There has been considerable concern over the last few years, including consideration by the Environmental Panel, over the potential for synergism between pyrethroids and fungicides applied to oilseed rape (Thompson, 1996). In response to the concerns of the Environmental Panel there is work within WIIS to identify residues of fungicides in submitted honeybee samples and thus whether synergism is responsible for incidents. However, incidents reported through the Wildlife Incident Scheme have, according to field data, included mixtures of pyrethroids with fungicides which are not synergistic under laboratory conditions, i.e. chlorothalonil and alphacypermethrin. Interpretation and regulation may be difficult if it is unclear whether synergism or change in repellency is responsible for the incidents. The repellent nature of pyrethroids are important in limiting the exposure of honeybees to this highly toxic group of insecticides. Therefore it is important that this is investigated to ensure increased exposure of honeybees to pyrethroids is not occurring by reducing the repellent nature of the insecticide, i.e. the risk assessment based on repellency is valid. This study aimed to determine if the mixing of fungicides with pyrethroids 1. altered the repellent properties of the pyrethroid and 2. increased the toxicity of the mixture and thus increased the risk to honeybees when applied to flowering crops. The study assessed effects in the laboratory to identify combinations to be tested under semi-field conditions, tunnels containing bee colonies and treated Phacelia.
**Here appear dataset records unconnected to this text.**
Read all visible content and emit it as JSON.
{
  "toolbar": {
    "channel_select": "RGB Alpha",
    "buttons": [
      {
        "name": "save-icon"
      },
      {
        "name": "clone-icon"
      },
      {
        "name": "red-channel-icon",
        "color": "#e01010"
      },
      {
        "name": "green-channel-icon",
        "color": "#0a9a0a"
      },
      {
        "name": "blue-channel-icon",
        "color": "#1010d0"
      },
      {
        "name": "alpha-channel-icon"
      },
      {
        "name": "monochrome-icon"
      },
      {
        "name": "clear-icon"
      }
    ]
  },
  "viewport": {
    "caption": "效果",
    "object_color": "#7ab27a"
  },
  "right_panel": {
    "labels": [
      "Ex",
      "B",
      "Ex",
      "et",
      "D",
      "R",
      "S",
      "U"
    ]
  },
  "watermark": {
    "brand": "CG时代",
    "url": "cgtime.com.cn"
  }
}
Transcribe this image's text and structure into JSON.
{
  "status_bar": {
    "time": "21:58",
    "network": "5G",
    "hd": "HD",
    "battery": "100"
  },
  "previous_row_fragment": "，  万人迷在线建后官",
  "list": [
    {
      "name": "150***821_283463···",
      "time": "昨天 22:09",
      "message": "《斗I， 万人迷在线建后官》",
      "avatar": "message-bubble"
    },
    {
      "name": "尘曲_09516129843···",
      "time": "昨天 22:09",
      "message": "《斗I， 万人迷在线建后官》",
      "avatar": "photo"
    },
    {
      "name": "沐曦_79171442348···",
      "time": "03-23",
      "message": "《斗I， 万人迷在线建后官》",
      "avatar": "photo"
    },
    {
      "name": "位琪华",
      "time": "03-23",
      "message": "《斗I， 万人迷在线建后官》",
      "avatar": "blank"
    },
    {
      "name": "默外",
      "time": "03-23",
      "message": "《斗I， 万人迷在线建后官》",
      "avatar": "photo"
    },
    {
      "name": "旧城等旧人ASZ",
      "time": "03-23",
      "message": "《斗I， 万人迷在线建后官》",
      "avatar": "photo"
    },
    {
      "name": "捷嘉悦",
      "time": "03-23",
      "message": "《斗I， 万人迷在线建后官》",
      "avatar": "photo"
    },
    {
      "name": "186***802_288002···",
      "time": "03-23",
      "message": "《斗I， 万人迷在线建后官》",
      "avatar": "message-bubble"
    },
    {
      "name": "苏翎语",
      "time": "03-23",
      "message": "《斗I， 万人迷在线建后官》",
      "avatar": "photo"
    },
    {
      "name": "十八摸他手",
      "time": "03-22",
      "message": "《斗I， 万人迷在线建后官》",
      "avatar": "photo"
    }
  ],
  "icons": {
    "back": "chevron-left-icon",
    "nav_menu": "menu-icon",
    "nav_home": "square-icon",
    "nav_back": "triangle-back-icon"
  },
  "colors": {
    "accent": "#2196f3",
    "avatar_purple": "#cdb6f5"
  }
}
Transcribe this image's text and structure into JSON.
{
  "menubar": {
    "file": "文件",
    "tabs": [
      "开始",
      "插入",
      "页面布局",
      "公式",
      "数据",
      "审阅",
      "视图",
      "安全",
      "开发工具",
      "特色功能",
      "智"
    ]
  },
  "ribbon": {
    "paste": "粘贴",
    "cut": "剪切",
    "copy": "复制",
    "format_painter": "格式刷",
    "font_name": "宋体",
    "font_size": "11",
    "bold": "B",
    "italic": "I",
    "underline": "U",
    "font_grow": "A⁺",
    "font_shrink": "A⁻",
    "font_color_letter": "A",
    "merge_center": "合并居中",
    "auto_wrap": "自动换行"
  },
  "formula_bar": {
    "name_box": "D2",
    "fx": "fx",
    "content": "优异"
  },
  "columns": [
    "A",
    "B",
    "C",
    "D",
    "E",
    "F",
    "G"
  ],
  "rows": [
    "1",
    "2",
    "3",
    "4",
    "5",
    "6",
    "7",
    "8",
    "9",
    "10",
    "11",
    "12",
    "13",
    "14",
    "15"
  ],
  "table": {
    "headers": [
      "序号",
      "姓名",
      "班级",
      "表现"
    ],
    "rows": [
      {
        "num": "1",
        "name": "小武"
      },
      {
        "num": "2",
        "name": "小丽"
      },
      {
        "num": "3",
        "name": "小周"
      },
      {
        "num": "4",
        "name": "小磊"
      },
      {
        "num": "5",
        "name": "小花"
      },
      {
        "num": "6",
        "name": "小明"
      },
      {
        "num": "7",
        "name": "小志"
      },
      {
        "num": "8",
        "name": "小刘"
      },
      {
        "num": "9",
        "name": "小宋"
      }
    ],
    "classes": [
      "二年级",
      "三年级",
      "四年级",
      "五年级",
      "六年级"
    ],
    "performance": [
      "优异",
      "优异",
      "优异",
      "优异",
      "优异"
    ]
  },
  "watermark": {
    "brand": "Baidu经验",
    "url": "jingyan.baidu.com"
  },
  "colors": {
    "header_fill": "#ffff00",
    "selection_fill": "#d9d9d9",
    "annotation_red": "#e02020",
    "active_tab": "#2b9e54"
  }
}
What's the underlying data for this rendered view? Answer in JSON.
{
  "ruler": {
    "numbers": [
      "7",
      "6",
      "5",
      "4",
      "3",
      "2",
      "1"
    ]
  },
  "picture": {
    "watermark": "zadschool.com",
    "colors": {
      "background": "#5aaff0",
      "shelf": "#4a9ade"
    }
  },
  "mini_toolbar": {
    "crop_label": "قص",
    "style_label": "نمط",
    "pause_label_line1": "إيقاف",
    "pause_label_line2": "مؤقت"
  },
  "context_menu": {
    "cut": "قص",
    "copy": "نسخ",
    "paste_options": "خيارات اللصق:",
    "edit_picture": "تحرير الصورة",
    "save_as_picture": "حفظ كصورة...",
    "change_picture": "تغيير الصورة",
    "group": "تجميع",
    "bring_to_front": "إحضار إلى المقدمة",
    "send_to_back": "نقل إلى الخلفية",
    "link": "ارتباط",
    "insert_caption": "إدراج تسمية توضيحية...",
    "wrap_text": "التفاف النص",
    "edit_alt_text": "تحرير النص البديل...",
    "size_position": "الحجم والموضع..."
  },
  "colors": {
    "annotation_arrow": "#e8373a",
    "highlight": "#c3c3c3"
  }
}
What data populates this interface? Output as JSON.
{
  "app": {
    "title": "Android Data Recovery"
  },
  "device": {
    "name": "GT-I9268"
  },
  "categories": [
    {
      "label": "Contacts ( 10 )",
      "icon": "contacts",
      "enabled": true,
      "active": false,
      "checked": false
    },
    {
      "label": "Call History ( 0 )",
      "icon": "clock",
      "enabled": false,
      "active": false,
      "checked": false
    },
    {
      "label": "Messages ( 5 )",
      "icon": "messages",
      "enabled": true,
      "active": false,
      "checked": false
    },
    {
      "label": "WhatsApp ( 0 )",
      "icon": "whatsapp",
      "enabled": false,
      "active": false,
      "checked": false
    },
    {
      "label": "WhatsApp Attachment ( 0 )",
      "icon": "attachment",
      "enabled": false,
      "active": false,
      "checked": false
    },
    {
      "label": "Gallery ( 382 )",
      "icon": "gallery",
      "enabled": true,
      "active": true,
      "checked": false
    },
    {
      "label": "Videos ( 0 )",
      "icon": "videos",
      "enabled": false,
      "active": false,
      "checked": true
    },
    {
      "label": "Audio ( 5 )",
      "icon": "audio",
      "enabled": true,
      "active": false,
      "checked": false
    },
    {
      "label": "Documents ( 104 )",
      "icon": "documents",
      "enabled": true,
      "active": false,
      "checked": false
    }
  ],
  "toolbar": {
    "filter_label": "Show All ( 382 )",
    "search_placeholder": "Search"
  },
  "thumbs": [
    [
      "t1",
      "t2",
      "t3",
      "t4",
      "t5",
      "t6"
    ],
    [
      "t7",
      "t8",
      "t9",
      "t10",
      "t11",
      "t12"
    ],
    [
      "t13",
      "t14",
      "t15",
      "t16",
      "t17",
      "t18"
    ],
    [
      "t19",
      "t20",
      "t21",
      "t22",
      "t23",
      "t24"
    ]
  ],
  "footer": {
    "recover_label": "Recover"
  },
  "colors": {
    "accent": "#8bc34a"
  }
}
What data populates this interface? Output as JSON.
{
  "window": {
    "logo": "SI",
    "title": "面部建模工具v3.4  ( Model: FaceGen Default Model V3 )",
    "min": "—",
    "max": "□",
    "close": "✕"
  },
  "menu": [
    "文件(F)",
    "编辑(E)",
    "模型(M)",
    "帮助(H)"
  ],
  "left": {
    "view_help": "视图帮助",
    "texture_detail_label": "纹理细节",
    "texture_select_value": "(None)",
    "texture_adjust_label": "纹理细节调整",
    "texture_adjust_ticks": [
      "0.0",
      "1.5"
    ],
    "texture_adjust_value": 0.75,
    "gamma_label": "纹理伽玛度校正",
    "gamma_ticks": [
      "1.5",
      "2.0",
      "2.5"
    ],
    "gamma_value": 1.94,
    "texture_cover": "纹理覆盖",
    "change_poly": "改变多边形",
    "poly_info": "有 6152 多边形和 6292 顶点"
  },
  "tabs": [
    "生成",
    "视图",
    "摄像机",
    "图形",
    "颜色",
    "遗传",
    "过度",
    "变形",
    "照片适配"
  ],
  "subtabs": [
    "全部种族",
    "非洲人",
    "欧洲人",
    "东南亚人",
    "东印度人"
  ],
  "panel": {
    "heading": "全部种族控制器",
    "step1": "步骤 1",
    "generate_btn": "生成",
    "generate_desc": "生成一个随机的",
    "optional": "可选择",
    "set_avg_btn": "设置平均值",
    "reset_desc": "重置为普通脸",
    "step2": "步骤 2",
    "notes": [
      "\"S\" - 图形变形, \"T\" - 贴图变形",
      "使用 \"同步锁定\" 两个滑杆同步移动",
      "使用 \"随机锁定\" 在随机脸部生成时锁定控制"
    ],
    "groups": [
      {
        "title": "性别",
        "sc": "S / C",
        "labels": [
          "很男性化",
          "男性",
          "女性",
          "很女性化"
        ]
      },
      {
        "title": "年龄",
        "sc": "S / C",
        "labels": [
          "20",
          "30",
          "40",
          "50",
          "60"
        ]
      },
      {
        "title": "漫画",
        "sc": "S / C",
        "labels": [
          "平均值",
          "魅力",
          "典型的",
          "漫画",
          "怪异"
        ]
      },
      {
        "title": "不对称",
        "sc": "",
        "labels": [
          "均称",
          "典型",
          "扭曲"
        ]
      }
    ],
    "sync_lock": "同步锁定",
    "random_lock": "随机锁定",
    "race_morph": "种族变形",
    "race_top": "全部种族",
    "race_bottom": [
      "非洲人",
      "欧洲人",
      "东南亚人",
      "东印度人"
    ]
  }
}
Fungicides are widely used on flowering crops and are generally of low toxicity to honeybees. The spread of varroa throughout Europe has resulted in an increasing need to resort to synthetic pyrethroid varroacides for its control in honeybee colonies. The widescale use of pyrethroid varroacides has resulted in the development of resistance in varroa in many countries (including the UK in 2001) and use of other chemical controls. Pyrethroid varroacides are generally used in the spring and/or autumn in the UK. Treatment involves placing strips containing relatively high levels of the pyrethroid in the brood chamber of the honeybee colony for 6 weeks. The pyrethroid varroacide fluvalinate is regularly detected in the incidents reported to WIIS due to its use as a varroacide in honeybee colonies. The use of these synthetic pyrethroid varroacides raises a possibility of interactions between these and fungicides transported to the colony after foraging on treated crops. The exposure of bees to high levels of fungicides may affect their susceptibility to the toxic effects of the pyrethroid which are normally considered safe. Therefore this study aimed to determine whether the toxicity of the two pyrethroids used as varroacides, tau-fluvalinate (Apistan) and flumethrin (Bayvarol) was increased with concurrent exposure to a range of fungicides which may be used on flowering crops.